Paid subscriptions, translation update, Annie Ernaux, and a pretty pen

Happy new year! I don’t set resolutions myself, but I do love a new year. (I don’t even start a new Bullet Journal; I just keep using the one I’ve got going until I run out of pages.) I did see one resolution online to drink as much tea this year as last year, and that seems reasonable. I think I’m on my way to nailing that one.

Speaking of online, if you’re on Mastodon and looking for friends, I’m at @kristenhg@mastodon.social.


I’m nearly done with the revisions of my translation of Memoirs of Celeste Mogador, first published in French in 1858. I’ve got another pass to make sure the prose is smooth in February, then it will go to the editor in March. Publication day is set for July 11, so you’ll have it in time for your Bastille Day celebration. When the cover is finalized this spring, I’ll be revealing it here at The Wingback first.


I know you know that I’m reading a lot of Annie Ernaux lately, but I’m enjoying it so much. I’m in the middle of the fourth book of the twelve that I bought from French Books Online (cannot recommend those folks enough).

I’ve been thinking about two aspects of her work that readers of The Wingback might be most interested in.

The first is for critical readers: Ernaux will often lay out very plainly what she is writing about and how she has gone about writing it. In the opening of Passion Simple, she describes exactly what inspired her to chronicle the several months of this particular affair: a grainy porno that she could barely make out because she didn’t subscribe to that channel. The book is not at all sexually pornographic, but it is emotionally naked. Or take La Place (A Man’s Place), which is about her father’s life. She tells the reader that she tried writing it as a novel and found it did not work. So she chose instead to tell his life story in plain language, using the cadences and phrasing he himself would have used as a small-town laborer who’d left school in his early teens.
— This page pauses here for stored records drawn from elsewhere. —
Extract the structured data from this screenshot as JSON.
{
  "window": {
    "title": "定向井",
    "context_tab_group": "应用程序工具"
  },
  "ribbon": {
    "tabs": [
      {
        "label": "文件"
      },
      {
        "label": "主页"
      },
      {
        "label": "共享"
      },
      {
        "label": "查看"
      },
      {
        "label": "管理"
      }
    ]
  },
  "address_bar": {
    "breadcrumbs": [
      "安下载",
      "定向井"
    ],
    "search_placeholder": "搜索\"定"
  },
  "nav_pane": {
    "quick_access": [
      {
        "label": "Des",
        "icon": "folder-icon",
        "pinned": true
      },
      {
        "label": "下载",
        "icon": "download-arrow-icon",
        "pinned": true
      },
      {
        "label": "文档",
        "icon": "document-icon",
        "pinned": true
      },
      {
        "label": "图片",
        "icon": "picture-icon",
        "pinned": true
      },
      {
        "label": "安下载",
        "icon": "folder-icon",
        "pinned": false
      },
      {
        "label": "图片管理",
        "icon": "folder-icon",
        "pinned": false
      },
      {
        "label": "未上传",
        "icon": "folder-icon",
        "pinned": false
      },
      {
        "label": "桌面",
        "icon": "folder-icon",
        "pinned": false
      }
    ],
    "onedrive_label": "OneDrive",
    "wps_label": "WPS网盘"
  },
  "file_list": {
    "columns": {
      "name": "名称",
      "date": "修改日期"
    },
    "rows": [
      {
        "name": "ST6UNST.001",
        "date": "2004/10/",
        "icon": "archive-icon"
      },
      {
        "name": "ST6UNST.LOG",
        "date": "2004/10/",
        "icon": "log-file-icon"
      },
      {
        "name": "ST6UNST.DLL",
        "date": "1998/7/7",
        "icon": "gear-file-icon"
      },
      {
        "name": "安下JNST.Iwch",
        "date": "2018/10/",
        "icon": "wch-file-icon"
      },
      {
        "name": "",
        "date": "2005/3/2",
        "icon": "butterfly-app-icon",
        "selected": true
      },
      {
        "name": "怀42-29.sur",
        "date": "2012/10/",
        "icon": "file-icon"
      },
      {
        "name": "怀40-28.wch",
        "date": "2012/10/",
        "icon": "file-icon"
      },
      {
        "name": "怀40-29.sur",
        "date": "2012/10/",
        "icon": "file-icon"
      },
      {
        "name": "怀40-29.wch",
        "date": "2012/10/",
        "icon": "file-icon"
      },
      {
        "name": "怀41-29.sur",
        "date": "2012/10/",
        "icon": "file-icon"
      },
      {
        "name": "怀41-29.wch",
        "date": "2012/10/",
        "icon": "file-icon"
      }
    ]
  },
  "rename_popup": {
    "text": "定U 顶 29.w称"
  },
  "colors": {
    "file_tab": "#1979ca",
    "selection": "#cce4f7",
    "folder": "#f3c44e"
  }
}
Ernaux provides a kind of reader’s guide baked into the books: consider this language, think about this person, here is a choice I made during the writing process. It’s fascinating to take her up on these invitations as you read the books, and since they’re short, you have plenty of time to mull over her observations on her own work.

The second thing is for aspiring memoirists: Ernaux has focus. Take, again, Passion Simple, which is barely a hundred pages in the edition I have. It’s about an affair, but we do not learn anything at all, really, about her life outside this affair. She hardly mentions her sons; she doesn’t say much about her life before or after this period. She barely even mentions the man in question, sketching him only enough to give the reader an idea of what he’s like (there’s more about him in a later book). The book is entirely focused on her interior life during these several months of the affair.

Memoirs often begin with “My earliest memory…” and run through the minute the author types “The End.” Ernaux’s extreme focus on a particular episode, person, emotional state, or season provides a boundary within which she can explore her life in detail. She doesn’t need to create a cohesive narrative of all the disparate parts of her—or anyone’s—life; she only needs to figure out this one part in all its richness.

You can trust that I’m going to write more about Annie Ernaux in this newsletter.


I’ve been reading other things that aren’t French too, like Fay Weldon’s speech at the 1983 Booker Prize ceremony, where she calls out publishers for treating authors like dirt. There are many great lines in this speech; here’s one of the best, directed at the industry:

‘You use what is in our heads. You use us: the living us: and you don’t, quite frankly, look after your raw material very well. And as you turn into an industry, so must we turn into workers and organise. One hundred and twenty present and a handful of writers - I think you’d do without us altogether if you could.’

Pen and Ink

Not an animal this time, but a new glass dip pen and bottle of shimmery ink from Goulet Pens.